Jordan and Andre Anchondo had marked their first wedding anniversary last week, said Andre’s older brother, Tito Anchondo. Andre, 24, had been in a rut for a few years but had turned his life around after meeting Jordan, 25, Tito said.

“She was his support system,” he said. “When he met Jordan, it gave him more reason to get on track with his life. He got his life in order.”

In 2018, Andre left the family auto-repair business to set up his own shop, Andre House of Granite and Stone. Business for his brother had been good, Tito said, and in his free time, Andre channeled his energy toward building a house for his young family, laboring under the Texas sun hours for at a time to get everything just right.

The house was finally ready, Tito Anchondo said, and on the day of the shooting, the Anchondos were at Walmart, buying supplies for a housewarming party they were planning.

Like Jordan Anchondo, Maribel Hernández, 56, was a pillar of support for her husband, Leo Campos, relatives said.

The couple led a simple life: Campos, 41, worked at a call center during the day while Hernández managed the household and cared for their children and grandchildren. For several years, Campos attended classes at a local school – training to become certified as an elementary school sports coach – and his wife would help him with essays late into the night, said Maribel’s brother Albert Hernández.

On Maribel Hernández’s birthday, or sometimes for no reason, Campos would romance her with long letters and large bouquets of flowers. When the couple could spare the time, they traveled to South Padre Island on the Gulf Coast. Hernández loved the beach, her brother said, and Campos loved pleasing her.

Flores Sr. was the same way with his wife, his children said.

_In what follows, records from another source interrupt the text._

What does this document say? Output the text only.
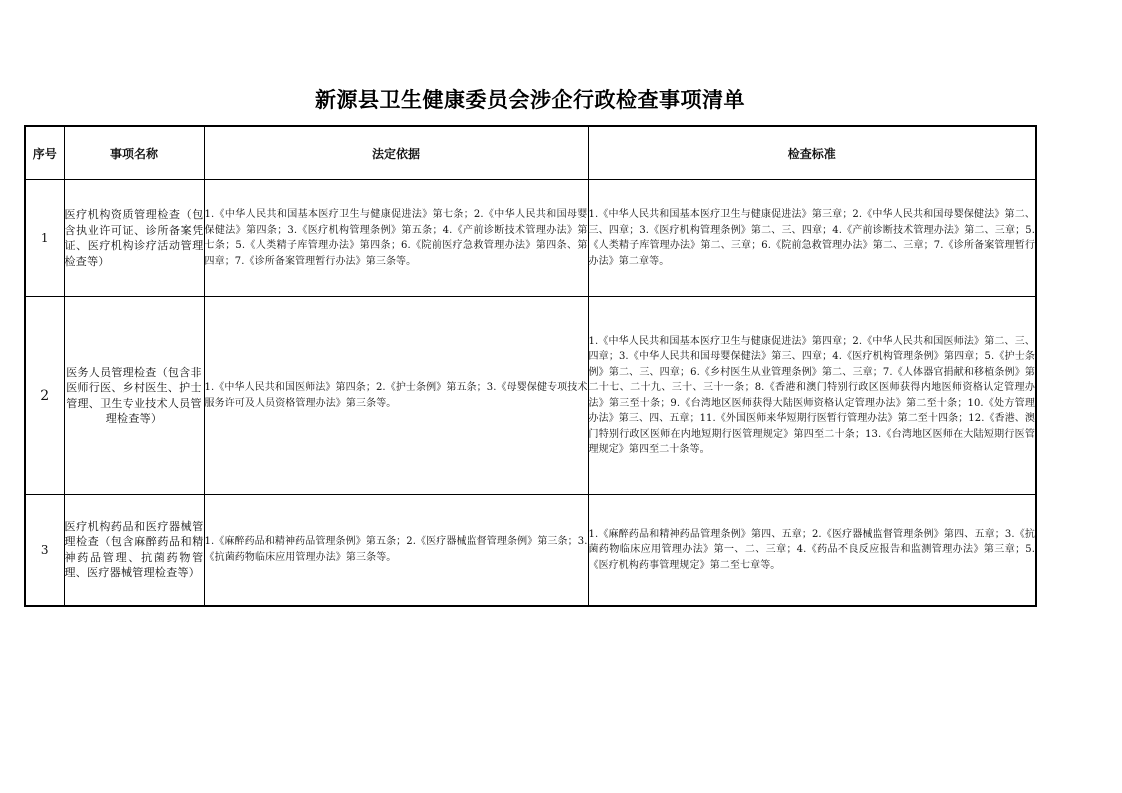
新源县卫生健康委员会涉企行政检查事项清单
序号	事项名称	法定依据	检查标准
1	医疗机构资质管理检查（包含执业许可证、诊所备案凭证、医疗机构诊疗活动管理检查等）	1.《中华人民共和国基本医疗卫生与健康促进法》第七条；2.《中华人民共和国母婴保健法》第四条；3.《医疗机构管理条例》第五条；4.《产前诊断技术管理办法》第七条；5.《人类精子库管理办法》第四条；6.《院前医疗急救管理办法》第四条、第四章；7.《诊所备案管理暂行办法》第三条等。	1.《中华人民共和国基本医疗卫生与健康促进法》第三章；2.《中华人民共和国母婴保健法》第二、三、四章；3.《医疗机构管理条例》第二、三、四章；4.《产前诊断技术管理办法》第二、三章；5.《人类精子库管理办法》第二、三章；6.《院前急救管理办法》第二、三章；7.《诊所备案管理暂行办法》第二章等。
2	医务人员管理检查（包含非医师行医、乡村医生、护士管理、卫生专业技术人员管理检查等）	1.《中华人民共和国医师法》第四条；2.《护士条例》第五条；3.《母婴保健专项技术服务许可及人员资格管理办法》第三条等。	1.《中华人民共和国基本医疗卫生与健康促进法》第四章；2.《中华人民共和国医师法》第二、三、四章；3.《中华人民共和国母婴保健法》第三、四章；4.《医疗机构管理条例》第四章；5.《护士条例》第二、三、四章；6.《乡村医生从业管理条例》第二、三章；7.《人体器官捐献和移植条例》第二十七、二十九、三十、三十一条；8.《香港和澳门特别行政区医师获得内地医师资格认定管理办法》第三至十条；9.《台湾地区医师获得大陆医师资格认定管理办法》第二至十条；10.《处方管理办法》第三、四、五章；11.《外国医师来华短期行医暂行管理办法》第二至十四条；12.《香港、澳门特别行政区医师在内地短期行医管理规定》第四至二十条；13.《台湾地区医师在大陆短期行医管理规定》第四至二十条等。
3	医疗机构药品和医疗器械管理检查（包含麻醉药品和精神药品管理、抗菌药物管理、医疗器械管理检查等）	1.《麻醉药品和精神药品管理条例》第五条；2.《医疗器械监督管理条例》第三条；3.《抗菌药物临床应用管理办法》第三条等。	1.《麻醉药品和精神药品管理条例》第四、五章；2.《医疗器械监督管理条例》第四、五章；3.《抗菌药物临床应用管理办法》第一、二、三章；4.《药品不良反应报告和监测管理办法》第三章；5.《医疗机构药事管理规定》第二至七章等。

Born in the Mexican city of Jiménez, Flores Sr. worked as a painter most of his life. He had a strong work ethic and even in retirement would occasionally do painting jobs. Leticia Saldana, 57, said her father worked to make sure he could take care of Maria, “his queen.”

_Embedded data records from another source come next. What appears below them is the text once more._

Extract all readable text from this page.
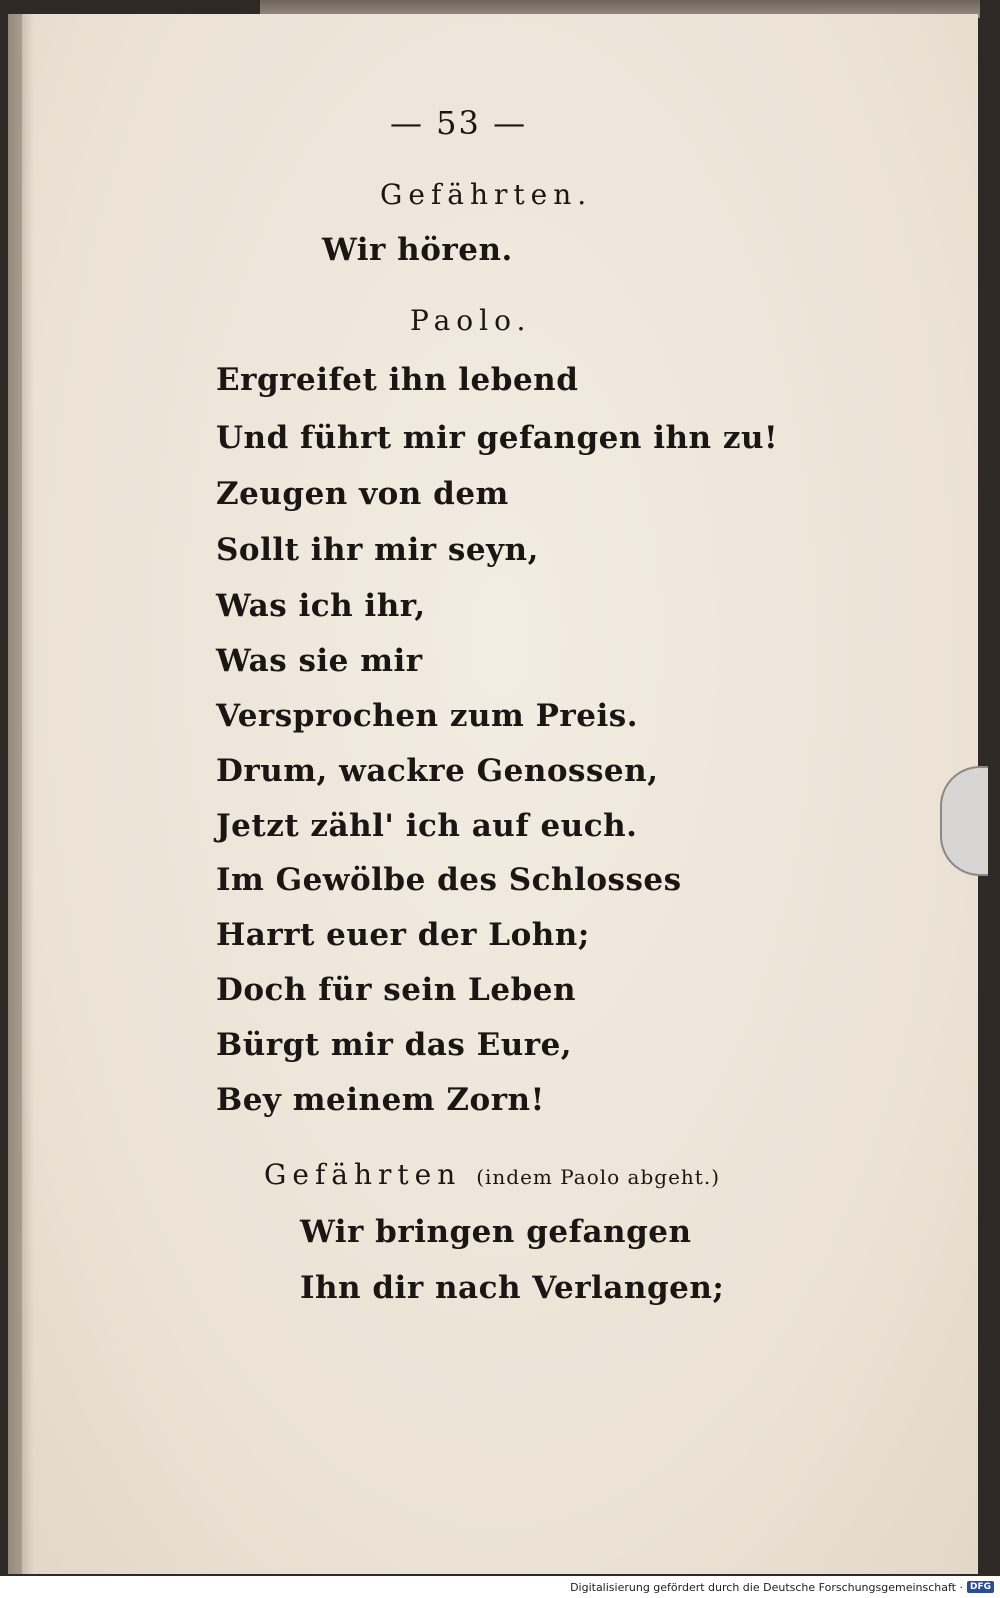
— 53 —
Gefährten.
Wir hören.
Paolo.
Ergreifet ihn lebend
Und führt mir gefangen ihn zu!
Zeugen von dem
Sollt ihr mir seyn,
Was ich ihr,
Was sie mir
Versprochen zum Preis.
Drum, wackre Genossen,
Jetzt zähl' ich auf euch.
Im Gewölbe des Schlosses
Harrt euer der Lohn;
Doch für sein Leben
Bürgt mir das Eure,
Bey meinem Zorn!
Gefährten (indem Paolo abgeht.)
Wir bringen gefangen
Ihn dir nach Verlangen;
Digitalisierung gefördert durch die Deutsche Forschungsgemeinschaft · DFG
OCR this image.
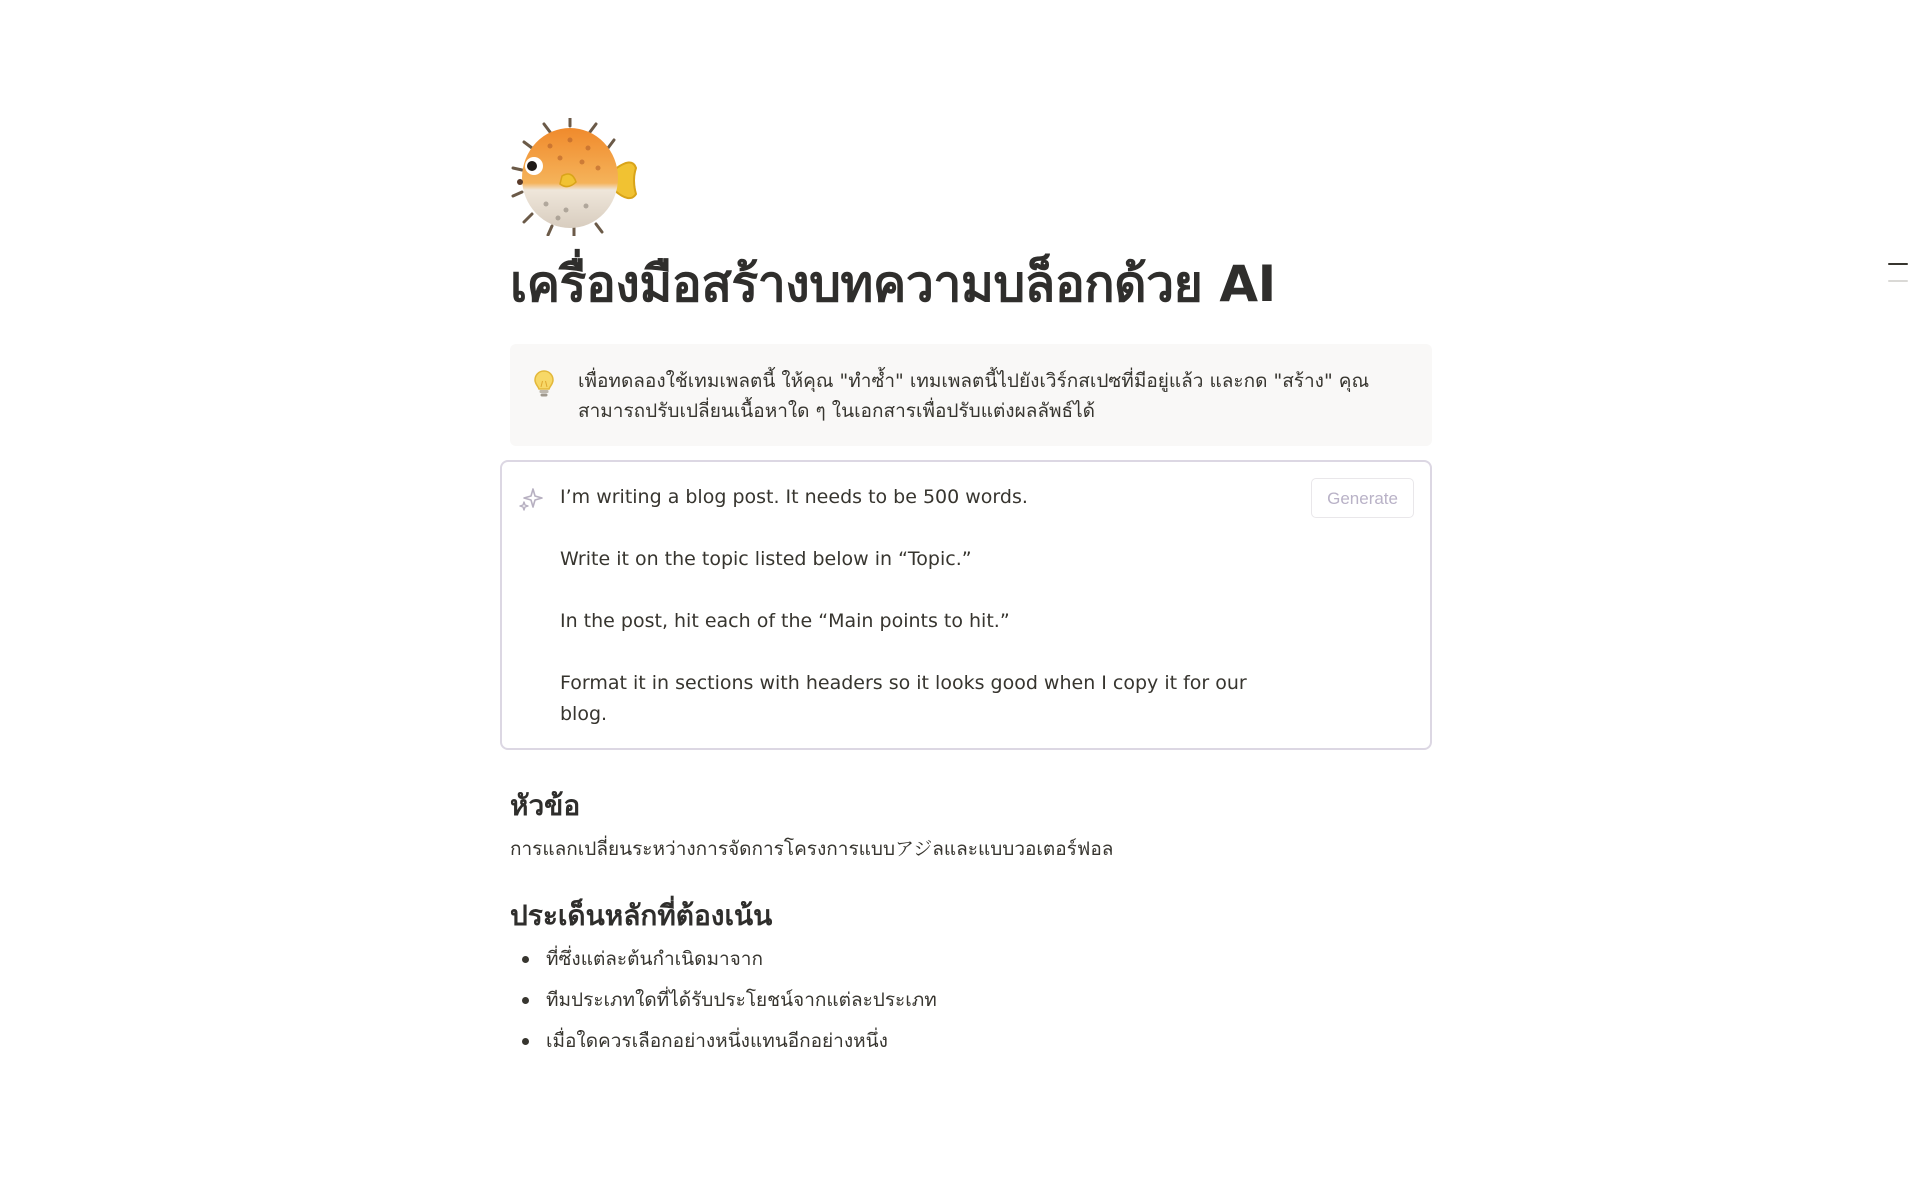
เครื่องมือสร้างบทความบล็อกด้วย AI
เพื่อทดลองใช้เทมเพลตนี้ ให้คุณ "ทำซ้ำ" เทมเพลตนี้ไปยังเวิร์กสเปซที่มีอยู่แล้ว และกด "สร้าง" คุณสามารถปรับเปลี่ยนเนื้อหาใด ๆ ในเอกสารเพื่อปรับแต่งผลลัพธ์ได้
Generate

I’m writing a blog post. It needs to be 500 words.

Write it on the topic listed below in “Topic.”

In the post, hit each of the “Main points to hit.”

Format it in sections with headers so it looks good when I copy it for our blog.

หัวข้อ
การแลกเปลี่ยนระหว่างการจัดการโครงการแบบアジลและแบบวอเตอร์ฟอล
ประเด็นหลักที่ต้องเน้น
ที่ซึ่งแต่ละต้นกำเนิดมาจาก
ทีมประเภทใดที่ได้รับประโยชน์จากแต่ละประเภท
เมื่อใดควรเลือกอย่างหนึ่งแทนอีกอย่างหนึ่ง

Flores Sr. was sweeping floors at a tailor shop in 1950s Ciudad Juarez when he first saw Maria walk by, Saldana said. The soft-spoken young man would bring his broom near Maria to catch her attention until one day, she was “swept off her feet,” their daughter said in an interview, laughing between tears. From then on, the couple were rarely seen apart. Everywhere they went, including to the grocery store, the couple held hands, their children said.

Flores Sr. bought Maria shoes, clothes and bags that filled three closets, leaving just a little corner for his own items. And in return, Maria – Grandma Flores, as she was known – doted on the rest of the family.

Born in Tlahualilo, Maria loved to cook and had a knack for knowing exactly what everybody in her family loved to eat. Grandchildren who called ahead to say they were visiting would often arrive to find plates of their favorite dishes waiting for them while Maria prepared dessert in the kitchen, dancing as she baked to Elvis Presley or Marco Antonio Solis.

“They were so much alike, my parents,” Saldana said. “They were inseparable.”

“My whole life, that was my goal, to have a marriage, a love like that.”